Chron Respir Dis. 2019 Jan-Dec;16:1479973118815694

Authors: Wilairat P, Kengkla K, Thayawiwat C, Phlaisaithong P, Somboonmee S, Saokaew S

Abstract
To examine clinical outcomes of theophylline use in patients with chronic obstructive pulmonary disease (COPD) receiving inhaled corticosteroids (ICS) and long-acting beta-2 agonists (LABA). Electronic data from five hospitals located in Northern Thailand between January 2011 and December 2015 were retrospectively collected. Propensity score (PS) matching (2:1 ratio) technique was used to minimize confounding factors. The primary outcome was overall exacerbations. Secondary outcomes were exacerbation not leading to hospital admission, hospitalization for exacerbation, hospitalization for pneumonia, and all-cause hospitalizations.
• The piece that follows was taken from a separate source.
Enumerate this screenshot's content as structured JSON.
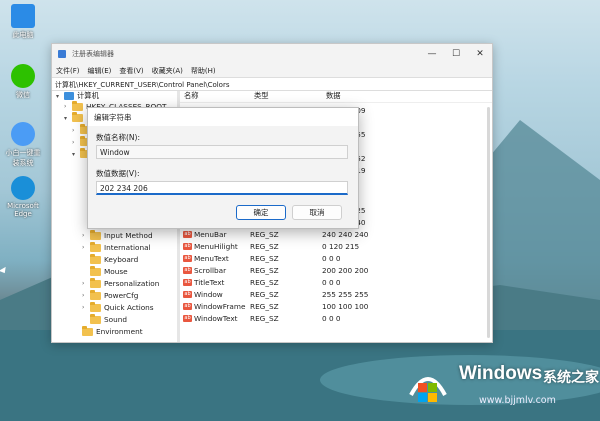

Cox's proportional hazards models were used to estimate adjusted hazard ratio (aHR) and 95% confidence interval (CI). After PS matching, of 711 patients with COPD (mean age: 70.1 years; 74.4% male; 60.8% severe airflow obstruction), 474 theophylline users and 237 non-theophylline users were included. Mean follow-up time was 2.26 years. Theophylline significantly increased the risk of overall exacerbation (aHR: 1.48, 95% CI: 1.11-1.96; p = 0.008) and exacerbation not leading to hospital admission (aHR: 1.47, 95% CI: 1.06-2.03; p = 0.020). Theophylline use did not significantly increase the risk of hospitalization for exacerbation (aHR: 1.11, 95% CI: 0.79-1.58; p = 0.548), hospitalization for pneumonia (aHR: 1.28, 95% CI: 0.89-1.84; p = 0.185), and all-cause hospitalizations (aHR: 1.03, 95% CI: 0.80-1.33; p = 0.795). Theophylline use as add-on therapy to ICS and LABA might be associated with an increased risk for overall exacerbation in patients with COPD. A large-scale prospective study of theophylline use investigating both safety and efficacy is warranted.